Saul Lennick waited on the Charles Bridge in Prague overlooking the Vltava River.
The bridge teemed with tourists and afternoon pedestrians. Artists sat at easels capturing the view. Violinists played Dvorák and Smetana. Spring had left a festive mood in the city. He looked up at the Gothic spires of St. Vitus and Prague Castle. This was one of his favorite views.
Three men in business attire stepped onto the span from the Linhart Ulice entrance and paused underneath the east tower.
The sandy-haired one, in a topcoat and brown felt hat, wearing wire-rimmed spectacles, and with a ruddy, cheerful face, came forward holding a metal briefcase, while the others waited a few steps behind.
Lennick knew him well.
Johann-Pieter Fichte was German. He had worked in the private banking departments of Credit Suisse and the Bundesbank. Fichte possessed a doctorate in economics from the University of Basel. Now he was a private banker, catering to the highest financial circles.
He was also known to represent some of the most unsavory people in the world.
The banker was what was known in the trade as a “money trafficker.” His particular skill was to be able to shift sizable assets from any part of the world in no matter what form: cash, stones, arms—even drugs on occasion—until they emerged in a completely different currency as clean and perfectly investable funds.
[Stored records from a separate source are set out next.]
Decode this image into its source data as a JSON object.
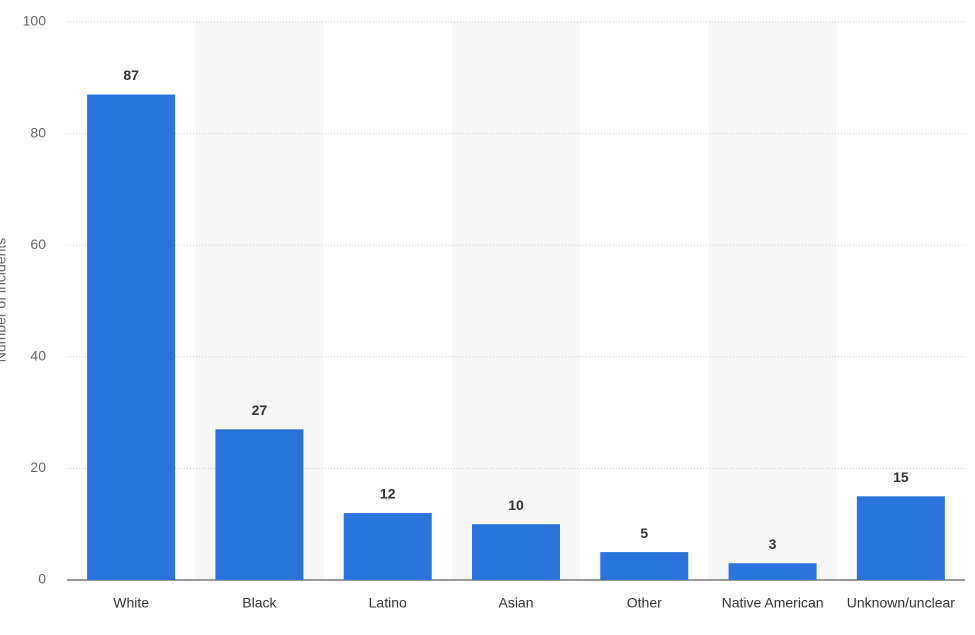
{
  "chart_data": {
    "type": "bar",
    "y_label": "Number of incidents",
    "categories": [
      "White",
      "Black",
      "Latino",
      "Asian",
      "Other",
      "Native American",
      "Unknown/unclear"
    ],
    "values": [
      87,
      27,
      12,
      10,
      5,
      3,
      15
    ],
    "color": "#2a74db",
    "ylim": [
      0,
      100
    ],
    "yticks": [
      0,
      20,
      40,
      60,
      80,
      100
    ],
    "grid": true
  }
}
He did this through a network of currency traders and shell corporations, a labyrinthine web of relationships that stretched from the dark corners of the underworld to boardrooms across the globe. Among Fichte’s less visible clients were Iraqi clerics and Afghani warlords who had looted American reconstruction funds; a Kazakh oil minister, a cousin of the president, who had diverted a tenth of his country’s reserves; Russian oligarchs, who dealt primarily in drugs and prostitution; even the Colombian drug cartels.
Fichte waved, angling through the crowd. His two associates—bodyguards, Lennick assumed—stayed a few paces behind.
“Saul!” Fichte said, embracing Lennick with a broad smile, placing his case at Lennick’s feet. “It’s always a pleasure to see you, my friend. And for you to come all this way.”
“The price of a service job.” Lennick grinned, grasping the banker’s hand.
“Yes, we are only the high-priced errand boys and accountants of the rich”—the banker shrugged—“available at their beck and call. So how is your lovely wife? And your daughter? She’s still up in Boston, is she not? Lovely city.”